A1. 夜は0時に寝て、朝は7時に起きるという、規則正しい生活が好きなので、朝型と言っていいのでしょうね。
Q2. 犬派? 猫派?
A2. かみさんが大の猫好きで、事務所の猫がきっかけで結婚しています。そういう意味でも、猫に感謝で猫派かもしれません。
Q3. お酒は飲みますか?
A3. たくさん飲める体質なのですが、今は一切飲みません。やはり芸人の世界、酒で体を壊した先輩方を大勢見ていますので。
Q4. 仕事上の必需品は?
A4. スケジュール帳くらいでしょうか。ちょっとしたネタもすべて手書きで手帳に書き留めています。
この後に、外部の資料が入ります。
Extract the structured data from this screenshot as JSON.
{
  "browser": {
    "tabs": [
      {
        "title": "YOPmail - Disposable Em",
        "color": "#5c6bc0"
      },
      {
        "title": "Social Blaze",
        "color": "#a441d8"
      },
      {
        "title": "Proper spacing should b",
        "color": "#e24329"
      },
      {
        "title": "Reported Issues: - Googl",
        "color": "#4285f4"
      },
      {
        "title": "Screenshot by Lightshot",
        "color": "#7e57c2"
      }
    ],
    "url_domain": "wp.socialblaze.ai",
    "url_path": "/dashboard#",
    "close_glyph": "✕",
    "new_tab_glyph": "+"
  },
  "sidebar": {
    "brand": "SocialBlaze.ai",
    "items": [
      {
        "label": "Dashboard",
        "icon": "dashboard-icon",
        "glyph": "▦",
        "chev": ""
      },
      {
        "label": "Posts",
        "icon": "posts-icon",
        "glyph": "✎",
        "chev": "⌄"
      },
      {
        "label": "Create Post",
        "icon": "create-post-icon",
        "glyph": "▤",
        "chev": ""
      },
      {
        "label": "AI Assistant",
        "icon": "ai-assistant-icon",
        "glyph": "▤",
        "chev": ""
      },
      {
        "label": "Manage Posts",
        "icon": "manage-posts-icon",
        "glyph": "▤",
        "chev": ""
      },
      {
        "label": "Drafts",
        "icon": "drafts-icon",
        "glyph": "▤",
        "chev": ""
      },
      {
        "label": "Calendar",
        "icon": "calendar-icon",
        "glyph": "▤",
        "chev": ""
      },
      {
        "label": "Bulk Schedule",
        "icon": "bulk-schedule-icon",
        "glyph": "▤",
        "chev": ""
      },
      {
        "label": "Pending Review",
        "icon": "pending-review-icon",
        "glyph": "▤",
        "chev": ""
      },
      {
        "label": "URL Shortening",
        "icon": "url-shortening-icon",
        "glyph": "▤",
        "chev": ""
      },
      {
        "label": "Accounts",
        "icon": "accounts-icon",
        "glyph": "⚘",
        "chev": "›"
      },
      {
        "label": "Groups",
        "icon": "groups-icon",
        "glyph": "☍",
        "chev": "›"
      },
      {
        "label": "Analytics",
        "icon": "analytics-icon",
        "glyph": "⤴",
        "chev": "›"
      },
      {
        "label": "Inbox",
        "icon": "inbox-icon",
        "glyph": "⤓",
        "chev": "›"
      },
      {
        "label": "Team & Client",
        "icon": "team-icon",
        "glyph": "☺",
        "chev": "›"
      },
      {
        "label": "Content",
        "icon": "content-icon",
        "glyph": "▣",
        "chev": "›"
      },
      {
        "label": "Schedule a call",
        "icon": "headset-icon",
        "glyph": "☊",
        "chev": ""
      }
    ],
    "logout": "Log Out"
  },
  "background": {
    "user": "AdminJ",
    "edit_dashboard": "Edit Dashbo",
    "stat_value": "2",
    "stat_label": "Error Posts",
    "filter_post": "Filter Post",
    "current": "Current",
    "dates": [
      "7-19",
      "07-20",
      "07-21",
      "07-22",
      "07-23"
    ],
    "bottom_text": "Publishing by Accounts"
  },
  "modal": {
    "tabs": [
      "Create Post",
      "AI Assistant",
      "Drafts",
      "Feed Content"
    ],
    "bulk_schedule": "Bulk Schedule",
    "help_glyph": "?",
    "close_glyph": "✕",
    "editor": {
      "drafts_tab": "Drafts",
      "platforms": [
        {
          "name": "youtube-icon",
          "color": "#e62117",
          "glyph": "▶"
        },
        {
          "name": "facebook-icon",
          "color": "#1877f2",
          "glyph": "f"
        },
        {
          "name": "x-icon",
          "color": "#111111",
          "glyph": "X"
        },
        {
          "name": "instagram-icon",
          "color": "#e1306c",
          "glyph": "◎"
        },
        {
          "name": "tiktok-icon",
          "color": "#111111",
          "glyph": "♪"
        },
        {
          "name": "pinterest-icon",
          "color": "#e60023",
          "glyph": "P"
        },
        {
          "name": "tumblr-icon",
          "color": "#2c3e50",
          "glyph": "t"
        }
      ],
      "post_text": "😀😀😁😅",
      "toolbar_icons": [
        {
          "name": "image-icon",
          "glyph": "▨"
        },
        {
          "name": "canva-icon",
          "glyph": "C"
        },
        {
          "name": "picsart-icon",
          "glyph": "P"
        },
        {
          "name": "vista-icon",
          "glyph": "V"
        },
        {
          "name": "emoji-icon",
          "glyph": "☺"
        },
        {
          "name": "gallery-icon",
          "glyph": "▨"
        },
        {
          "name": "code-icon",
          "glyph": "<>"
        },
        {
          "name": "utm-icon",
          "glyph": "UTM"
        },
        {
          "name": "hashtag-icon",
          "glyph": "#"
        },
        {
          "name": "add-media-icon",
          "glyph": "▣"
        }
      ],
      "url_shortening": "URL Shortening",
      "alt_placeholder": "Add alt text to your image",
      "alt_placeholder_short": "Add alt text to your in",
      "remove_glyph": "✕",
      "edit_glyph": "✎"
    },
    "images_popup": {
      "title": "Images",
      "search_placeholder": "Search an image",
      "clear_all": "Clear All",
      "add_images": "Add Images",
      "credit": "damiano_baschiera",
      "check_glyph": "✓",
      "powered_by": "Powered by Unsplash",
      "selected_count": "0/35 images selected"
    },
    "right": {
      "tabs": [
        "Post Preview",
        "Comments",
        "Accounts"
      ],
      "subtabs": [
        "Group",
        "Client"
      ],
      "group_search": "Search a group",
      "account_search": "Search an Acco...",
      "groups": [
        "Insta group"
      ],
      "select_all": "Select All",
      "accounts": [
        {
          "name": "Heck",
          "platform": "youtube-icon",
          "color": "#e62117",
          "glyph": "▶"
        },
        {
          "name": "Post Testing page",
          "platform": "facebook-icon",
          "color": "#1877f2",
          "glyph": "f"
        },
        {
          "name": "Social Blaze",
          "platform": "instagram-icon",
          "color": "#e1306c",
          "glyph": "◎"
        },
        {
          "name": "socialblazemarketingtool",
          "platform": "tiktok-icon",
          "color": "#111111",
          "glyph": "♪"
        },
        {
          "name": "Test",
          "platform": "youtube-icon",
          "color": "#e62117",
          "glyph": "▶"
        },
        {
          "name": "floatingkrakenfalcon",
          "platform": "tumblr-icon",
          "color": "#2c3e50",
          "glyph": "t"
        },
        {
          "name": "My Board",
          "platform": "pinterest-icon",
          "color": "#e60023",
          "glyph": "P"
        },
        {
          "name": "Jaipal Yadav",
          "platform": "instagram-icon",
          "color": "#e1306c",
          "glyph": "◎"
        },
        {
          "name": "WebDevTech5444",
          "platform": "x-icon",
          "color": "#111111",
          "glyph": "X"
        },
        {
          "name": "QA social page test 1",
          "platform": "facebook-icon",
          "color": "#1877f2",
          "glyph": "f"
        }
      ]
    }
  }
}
たまに、1年前のスケジュール帳を見返すと、今とは仕事の入り方が大きく違っていて興味深いです。
Q5. 休みの日の過ごし方は?
A5. 私はかみさんと過ごすのが好きなので、2人で映画を観に行ったり、食事に出かけたり、とにかく共有体験を大切にしています。
Q6. 好きな映画は?
A6. 学生時代は『地獄の黙示録』。 今は「寅さん」シリーズがいいですね。
Q7. 愛読書は?
A7. 今はあまり読みませんが、 若い頃は芥川龍之介が好きでした。
Q8. 趣味は?
A8. 落語や浪曲、歌舞伎。変わったところでは、ストリップも好きです。偏見を持たれがちですが、浅草のロック座などは、プロジェクションマッピングまで駆使して、圧倒的なショーに仕上げられています。勉強になるし面白いですよ。